Intervening in NYS politics seen as risky for Obama
“For President Obama to involve himself and allow it to be leaked to the press risks offending a segment of his own party.”
The Obama administration’s public attempt to pressure Gov. David Paterson into declaring that he will not seek election next year so that State Attorney General Andrew Cuomo will more easily secure the Democratic gubernatorial nomination is “highly unusual and very risky,” according to UB political scientist James E. Campbell.
“Presidents normally stay out of internal party-nomination contests,” says Campbell, professor and chair, Department of Political Science, College of Arts and Sciences. “For President Obama to involve himself and allow it to be leaked to the press risks offending a segment of his own party. Moreover, if his effort is successful, he may appear to be a meddling king-maker, trying to keep New York’s Democrats from deciding who will head their party’s ticket.
“If Gov. Paterson refuses the president’s call to declare himself a ‘lame duck,’ President Obama could appear to be unable to control his own party. If Gov. Paterson heeds the president’s call, however, he could effectively be writing himself out of the governing process in Albany,” he says.

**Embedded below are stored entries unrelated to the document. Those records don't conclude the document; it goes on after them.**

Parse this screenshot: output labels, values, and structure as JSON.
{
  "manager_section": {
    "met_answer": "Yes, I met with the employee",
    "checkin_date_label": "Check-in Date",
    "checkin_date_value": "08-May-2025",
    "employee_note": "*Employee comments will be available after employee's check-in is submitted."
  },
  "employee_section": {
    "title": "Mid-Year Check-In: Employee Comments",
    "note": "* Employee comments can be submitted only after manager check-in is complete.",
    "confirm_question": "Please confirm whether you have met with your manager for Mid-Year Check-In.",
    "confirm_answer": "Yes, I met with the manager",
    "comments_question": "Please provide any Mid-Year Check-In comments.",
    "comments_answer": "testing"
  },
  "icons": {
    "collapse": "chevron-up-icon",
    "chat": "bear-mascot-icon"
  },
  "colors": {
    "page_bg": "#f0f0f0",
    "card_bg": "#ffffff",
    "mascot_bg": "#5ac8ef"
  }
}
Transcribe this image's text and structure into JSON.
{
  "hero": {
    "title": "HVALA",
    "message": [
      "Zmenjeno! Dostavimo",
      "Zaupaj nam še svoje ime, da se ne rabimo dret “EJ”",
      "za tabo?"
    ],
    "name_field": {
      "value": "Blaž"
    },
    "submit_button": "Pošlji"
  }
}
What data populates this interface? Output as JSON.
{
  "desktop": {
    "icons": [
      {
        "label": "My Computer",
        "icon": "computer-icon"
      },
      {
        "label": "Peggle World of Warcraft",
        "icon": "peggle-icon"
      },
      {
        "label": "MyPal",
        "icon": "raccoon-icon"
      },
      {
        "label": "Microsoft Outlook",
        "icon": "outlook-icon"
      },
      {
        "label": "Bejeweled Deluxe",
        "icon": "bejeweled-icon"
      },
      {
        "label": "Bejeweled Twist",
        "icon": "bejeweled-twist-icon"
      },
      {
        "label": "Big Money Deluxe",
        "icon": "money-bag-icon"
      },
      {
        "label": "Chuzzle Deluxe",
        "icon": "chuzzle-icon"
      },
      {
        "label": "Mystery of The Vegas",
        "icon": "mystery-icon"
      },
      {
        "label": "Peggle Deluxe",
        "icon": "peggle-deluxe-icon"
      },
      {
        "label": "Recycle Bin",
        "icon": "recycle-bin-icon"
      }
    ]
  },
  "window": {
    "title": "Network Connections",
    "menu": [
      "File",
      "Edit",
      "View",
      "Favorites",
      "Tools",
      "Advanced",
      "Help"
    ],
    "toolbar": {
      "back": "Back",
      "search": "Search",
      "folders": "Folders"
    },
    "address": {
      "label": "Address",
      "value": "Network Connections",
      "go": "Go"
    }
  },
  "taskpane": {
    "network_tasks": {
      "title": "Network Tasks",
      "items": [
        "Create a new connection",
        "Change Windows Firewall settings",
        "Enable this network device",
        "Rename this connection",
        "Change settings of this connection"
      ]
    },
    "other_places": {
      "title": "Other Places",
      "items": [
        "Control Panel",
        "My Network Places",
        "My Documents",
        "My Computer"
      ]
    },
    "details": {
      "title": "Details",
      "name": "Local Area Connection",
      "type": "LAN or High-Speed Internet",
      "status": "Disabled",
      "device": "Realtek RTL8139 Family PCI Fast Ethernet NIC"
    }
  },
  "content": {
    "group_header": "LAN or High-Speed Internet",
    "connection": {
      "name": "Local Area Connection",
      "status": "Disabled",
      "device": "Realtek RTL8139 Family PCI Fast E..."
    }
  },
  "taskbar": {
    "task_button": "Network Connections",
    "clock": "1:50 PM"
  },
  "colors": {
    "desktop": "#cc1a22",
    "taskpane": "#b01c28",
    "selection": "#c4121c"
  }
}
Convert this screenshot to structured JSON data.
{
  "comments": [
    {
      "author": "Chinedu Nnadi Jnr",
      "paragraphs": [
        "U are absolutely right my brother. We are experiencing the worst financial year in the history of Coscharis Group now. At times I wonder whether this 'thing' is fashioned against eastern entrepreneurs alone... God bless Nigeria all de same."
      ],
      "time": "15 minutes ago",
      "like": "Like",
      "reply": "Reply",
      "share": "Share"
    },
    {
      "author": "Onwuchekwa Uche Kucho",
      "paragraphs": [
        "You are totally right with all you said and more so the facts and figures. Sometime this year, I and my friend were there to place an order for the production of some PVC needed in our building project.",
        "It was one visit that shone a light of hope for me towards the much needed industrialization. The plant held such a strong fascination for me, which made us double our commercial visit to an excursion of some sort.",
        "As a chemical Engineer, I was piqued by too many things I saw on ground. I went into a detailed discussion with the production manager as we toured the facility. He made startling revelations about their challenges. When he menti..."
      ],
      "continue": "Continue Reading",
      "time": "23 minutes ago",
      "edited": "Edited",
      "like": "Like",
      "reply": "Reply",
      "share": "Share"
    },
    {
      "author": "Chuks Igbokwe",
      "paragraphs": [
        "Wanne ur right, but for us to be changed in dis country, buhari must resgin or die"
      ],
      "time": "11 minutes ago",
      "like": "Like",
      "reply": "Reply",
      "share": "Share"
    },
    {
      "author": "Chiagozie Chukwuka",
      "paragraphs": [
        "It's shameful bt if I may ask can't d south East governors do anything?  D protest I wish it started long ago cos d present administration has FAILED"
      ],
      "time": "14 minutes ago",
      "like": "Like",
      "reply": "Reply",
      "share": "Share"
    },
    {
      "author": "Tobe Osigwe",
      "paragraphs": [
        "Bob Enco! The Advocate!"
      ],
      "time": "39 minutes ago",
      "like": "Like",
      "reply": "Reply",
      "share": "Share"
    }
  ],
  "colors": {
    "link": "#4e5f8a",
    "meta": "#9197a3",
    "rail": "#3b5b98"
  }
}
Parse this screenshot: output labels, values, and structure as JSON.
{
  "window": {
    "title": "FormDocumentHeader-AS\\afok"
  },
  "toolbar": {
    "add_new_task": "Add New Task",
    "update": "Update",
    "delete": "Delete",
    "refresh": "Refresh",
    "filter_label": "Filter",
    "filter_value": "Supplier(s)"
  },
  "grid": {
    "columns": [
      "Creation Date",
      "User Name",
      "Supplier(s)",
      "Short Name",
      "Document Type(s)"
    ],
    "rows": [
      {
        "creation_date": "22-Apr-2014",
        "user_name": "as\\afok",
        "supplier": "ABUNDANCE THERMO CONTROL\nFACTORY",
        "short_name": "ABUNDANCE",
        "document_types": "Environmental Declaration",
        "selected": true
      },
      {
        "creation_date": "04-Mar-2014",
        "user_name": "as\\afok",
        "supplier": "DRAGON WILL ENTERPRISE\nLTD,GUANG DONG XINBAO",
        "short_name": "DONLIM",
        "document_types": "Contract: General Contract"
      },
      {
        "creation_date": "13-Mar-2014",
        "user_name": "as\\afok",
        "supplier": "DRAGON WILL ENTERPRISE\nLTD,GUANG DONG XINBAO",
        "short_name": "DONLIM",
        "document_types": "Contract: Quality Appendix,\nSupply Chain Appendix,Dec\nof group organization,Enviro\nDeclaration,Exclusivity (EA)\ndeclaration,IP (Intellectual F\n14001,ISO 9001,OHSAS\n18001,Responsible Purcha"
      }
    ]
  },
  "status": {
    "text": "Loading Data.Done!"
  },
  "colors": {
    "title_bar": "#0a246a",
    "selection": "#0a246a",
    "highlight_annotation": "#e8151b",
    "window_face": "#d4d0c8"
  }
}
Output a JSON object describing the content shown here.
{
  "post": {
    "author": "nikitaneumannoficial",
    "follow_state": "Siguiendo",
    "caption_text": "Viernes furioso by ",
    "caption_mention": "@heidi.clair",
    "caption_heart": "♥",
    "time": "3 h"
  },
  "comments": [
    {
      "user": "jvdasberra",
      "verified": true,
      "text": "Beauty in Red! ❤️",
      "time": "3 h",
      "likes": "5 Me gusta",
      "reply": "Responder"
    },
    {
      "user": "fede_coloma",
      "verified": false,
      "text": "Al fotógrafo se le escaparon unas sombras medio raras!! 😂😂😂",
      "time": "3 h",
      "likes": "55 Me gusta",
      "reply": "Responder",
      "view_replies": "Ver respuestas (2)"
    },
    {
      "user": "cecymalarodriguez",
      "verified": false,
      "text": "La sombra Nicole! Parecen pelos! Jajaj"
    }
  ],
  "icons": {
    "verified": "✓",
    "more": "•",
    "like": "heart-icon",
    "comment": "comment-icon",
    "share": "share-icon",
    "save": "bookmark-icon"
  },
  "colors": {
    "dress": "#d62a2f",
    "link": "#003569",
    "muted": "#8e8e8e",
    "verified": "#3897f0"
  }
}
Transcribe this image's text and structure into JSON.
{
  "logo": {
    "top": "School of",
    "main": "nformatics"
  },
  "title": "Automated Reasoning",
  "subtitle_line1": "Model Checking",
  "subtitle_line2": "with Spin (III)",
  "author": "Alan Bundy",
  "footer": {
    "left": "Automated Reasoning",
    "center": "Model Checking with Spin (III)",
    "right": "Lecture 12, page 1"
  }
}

Campbell notes that while the Obama administration understands the downsides to its intervention, it sees Paterson as such a heavy liability for Democrats in 2010 that the fallout is worth it just to get him out of the way.
“One wonders what Sen. Kirsten Gillibrand is thinking and what she will do,” he adds. “Gov. Paterson plucked her from relative obscurity to fill the U.S. Senate seat vacated by former Sen. Hillary Clinton, so she owes him a considerable debt of loyalty. But, if Paterson runs, her chances of being elected to the Senate seat will be significantly diminished.”